Ask a patient with depression how long it takes for them to feel fully awake in the morning and you are liable to get some revealing answers. Fatigue is common in depression, and one of the causes of that fatigue is sleep inertia. Sleep inertia is a transitional state between sleep and wakefulness. Sometimes called sleep drunkenness, it is characterized by grogginess, poor mental performance, physical slowing, and dyscoordination. Severe cases can present with disorientation and confusion.1
Most people experience sleep inertia when they awake from deep sleep, but it usually lasts a few minutes. In depression it can drag on for 4 hours. That means a quarter of the day is spent in an impaired state. Sleep inertia perpetuates depression by causing patients to stay in bed too long, disrupting circadian rhythms and furthering inactivity.
Sleep inertia is particularly common in bipolar disorder, where it is reported by 42% of patients.2 Two behavioral interventions can improve this symptom and, in doing so, may improve depression as well.

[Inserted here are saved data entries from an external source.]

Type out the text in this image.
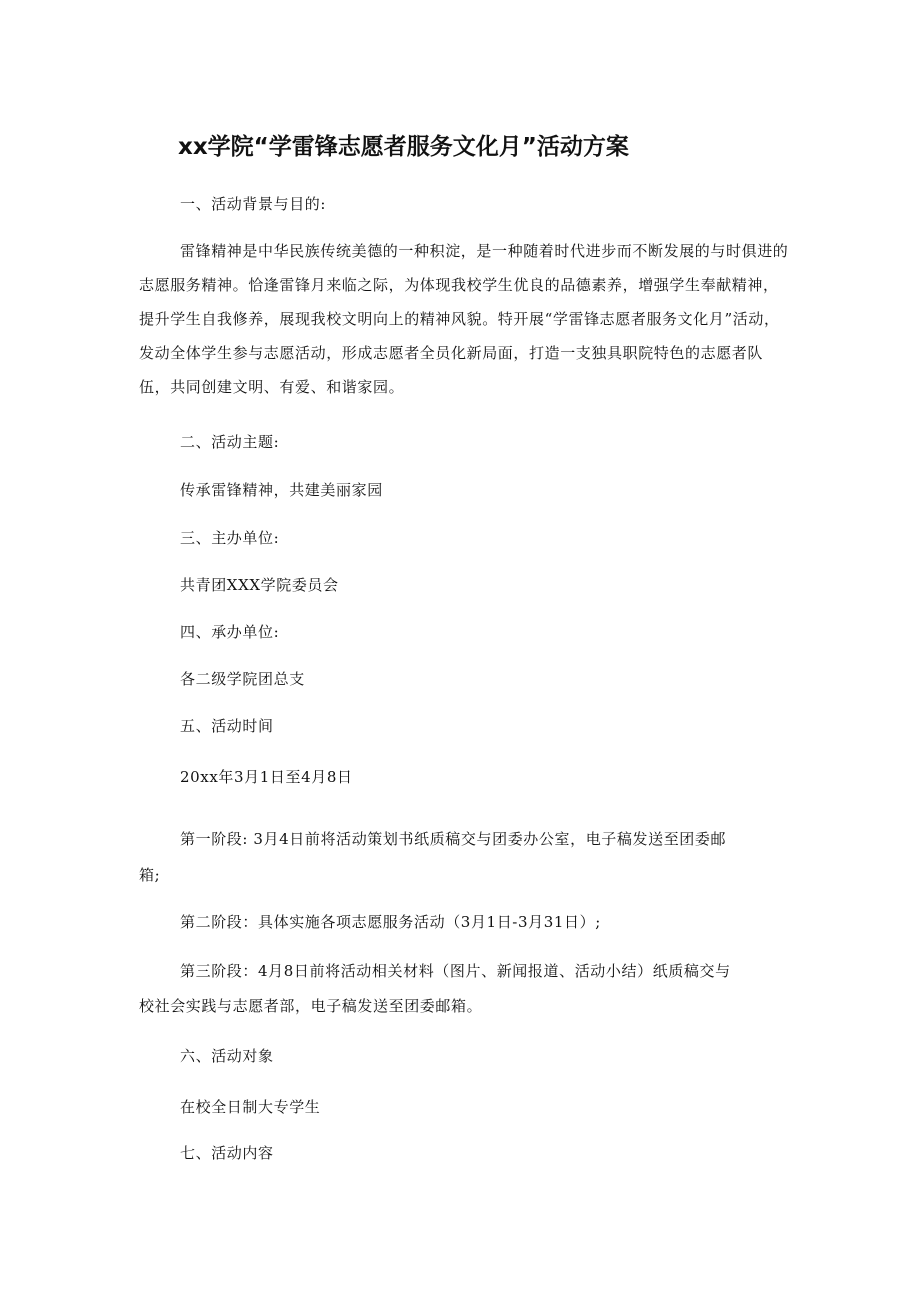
xx学院“学雷锋志愿者服务文化月”活动方案
一、活动背景与目的:
雷锋精神是中华民族传统美德的一种积淀，是一种随着时代进步而不断发展的与时俱进的志愿服务精神。恰逢雷锋月来临之际，为体现我校学生优良的品德素养，增强学生奉献精神，提升学生自我修养，展现我校文明向上的精神风貌。特开展“学雷锋志愿者服务文化月”活动，发动全体学生参与志愿活动，形成志愿者全员化新局面，打造一支独具职院特色的志愿者队伍，共同创建文明、有爱、和谐家园。
二、活动主题:
传承雷锋精神，共建美丽家园
三、主办单位:
共青团XXX学院委员会
四、承办单位:
各二级学院团总支
五、活动时间
20xx年3月1日至4月8日
第一阶段: 3月4日前将活动策划书纸质稿交与团委办公室，电子稿发送至团委邮
箱;
第二阶段：具体实施各项志愿服务活动（3月1日-3月31日）;
第三阶段：4月8日前将活动相关材料（图片、新闻报道、活动小结）纸质稿交与
校社会实践与志愿者部，电子稿发送至团委邮箱。
六、活动对象
在校全日制大专学生
七、活动内容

The first is brisk awakening. In essence, this technique asks patients to do the opposite of what their brain is telling them to do in the early morning hours. They should rise out of bed quickly and engage in energizing activity in the first hour of the day. Physical activity is best. Sunlight, outdoor movement, social conversation, upbeat music, and a cold shower are also helpful.3 In a small controlled trial, these steps cut the duration of sleep inertia in half.4
A less strenuous approach is the dawn simulator. This device creates a virtual sunrise in the bedroom by gradually turning on a light over 30 to 60 minutes. That steady rise in light lifts the brain from deep sleep to light sleep to full awakening. This addresses one of the causes of sleep inertia, which is waking rapidly from deep sleep. Deep sleep is prevalent in the early morning hours, so it’s more likely than not that an alarm clock will jolt us from that deep slumber, with sleep inertia the result. Like brisk awakening, dawn simulators significantly improve the symptoms of sleep inertia.3
Besides treating sleep inertia, both of these methods have antidepressant effects as well. Allison Harvey’s group at UC-Berkley has developed a version of CBT-insomnia for bipolar disorder called CBT-ib. One of the main modifications was the addition of brisk awakening to the morning routine. Compared with psychoeducation, CBT-ib improved sleep and mood. After 6 months, those who underwent this behavior therapy saw an 8-fold reduction in days spent in a mood episode.5
Dawn simulators have evidence in winter depression, where small controlled trials have found that they worked better than a placebo but not quite as good as a lightbox.6-8
Getting out of bed in the morning is one of the most important steps in treating depression. It is integral to several psychotherapies: social rhythm therapy, CBT-insomnia, and behavioral activation. For bipolar disorder, those therapies emphasize getting out of bed at the same time—give or take 15 minutes—to stabilize circadian rhythms. Brisk awakening and dawn simulation help patients overcome some of the inertia that keeps patients from starting their day on the right foot.